Oh. Egg on my face then lmao I didn’t even notice
JSON5 has comments, among fixing a few other shortsighted limitations of the original.
If a comment isn’t part of the semantic content of a JSON object it has no business being there. JSON models data, it’s not markup language for writing config files.
You can use comments in JSON schema (in a standardized way) when they are semantically relevant: https://json-schema.org/understanding-json-schema/reference/comments
For the data interchange format, comments aren’t part of the JSON grammar but the option to parse non-JSON values is left open to the implementation. Many implementations do detect (and ignore) comments indicated by e.g. # or //.
JavaScript package management promptly said otherwise. JSON is a config format no matter if you like it or not.
I’ve disagreed with JavaScript before, what makes you think I won’t do it again?
Anyway, anything using JSON as a config language will also certainly use a JSON interpreter that can ignore comments. Sure that’s “implementation specific,” but so is a config file. You wouldn’t use “MyApplication.config.json” outside the context of MyApplication loading its own configuration, so there’s no need for it to be strictly compliant JSON as long as it plays nicely with most text editors.
Really? Any JSON over 80 chars becomes a nightmare to read for me, especially if indention is not used to make it more readable.
Serializing isn’t necessarily about performance, or we’d just use protobuf or similar.

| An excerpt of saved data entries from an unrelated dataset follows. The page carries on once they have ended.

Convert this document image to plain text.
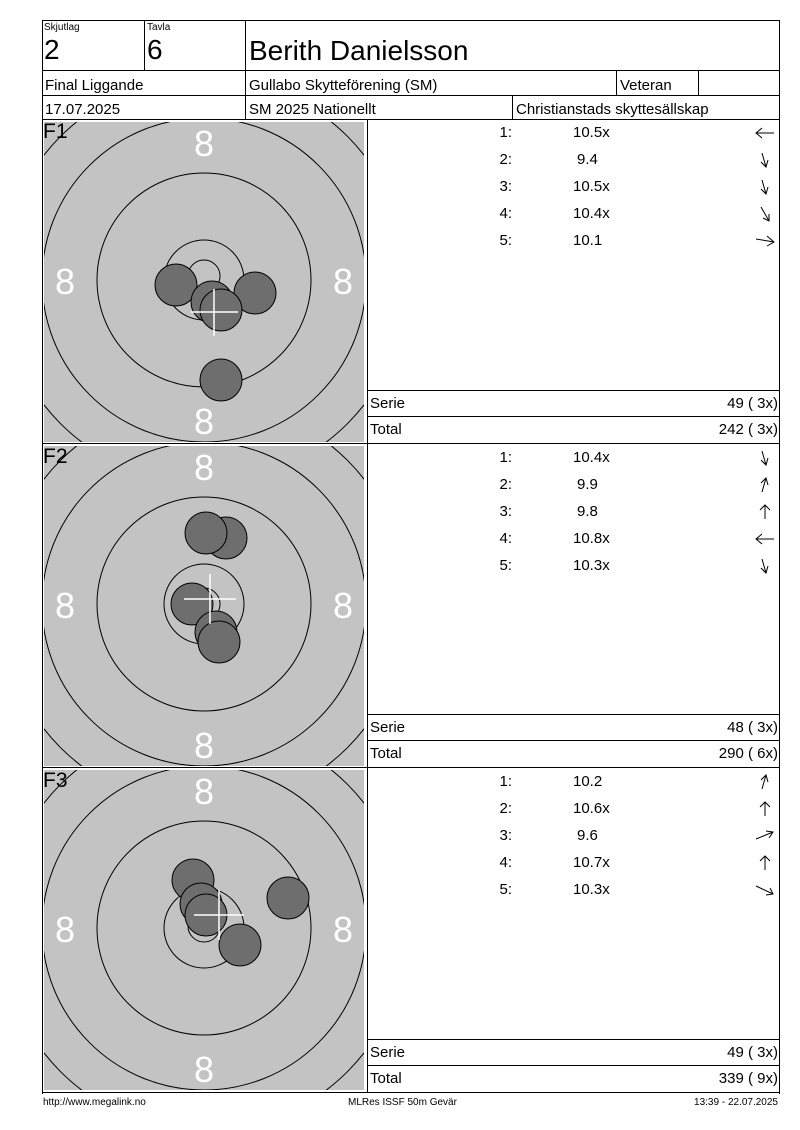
Skjutlag
2
Tavla
6	Berith Danielsson
Final Liggande	Gullabo Skytteförening (SM)	Veteran
17.07.2025	SM 2025 Nationellt	Christianstads skyttesällskap
8
8
8	8
F1	1:	10.5x
2:	9.4
3:	10.5x
4:	10.4x
5:	10.1
Serie	49 ( 3x)
Total	242 ( 3x)
8
8
8	8
F2	1:	10.4x
2:	9.9
3:	9.8
4:	10.8x
5:	10.3x
Serie	48 ( 3x)
Total	290 ( 6x)
8
8
8	8
F3	1:	10.2
2:	10.6x
3:	9.6
4:	10.7x
5:	10.3x
Serie	49 ( 3x)
Total	339 ( 9x)
http://www.megalink.no	MLRes ISSF 50m Gevär	13:39 - 22.07.2025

I agree Json is a great all rounder. Combine with JSON object schema to define sophisticated DSLs that are still readable, plain JSON. TOML is nice as a configuration language, but its main appeal (readability) suffers when applied to complex modeling tasks. XML is quite verbose and maybe takes the “custom DSL” idea a little too far. YAML is a mistake.
I don’t know why we’re fucking about trying to use text editors to manipulate structured data.
Yeah, it’s convenient to just be able to use a basic text editor, but we’re not trying to cram it all on a floppy disk here. I’m sure we could have a nice structured data editor somewhere for all those XML, JSON and YAML files we’re supposed to maintain every day.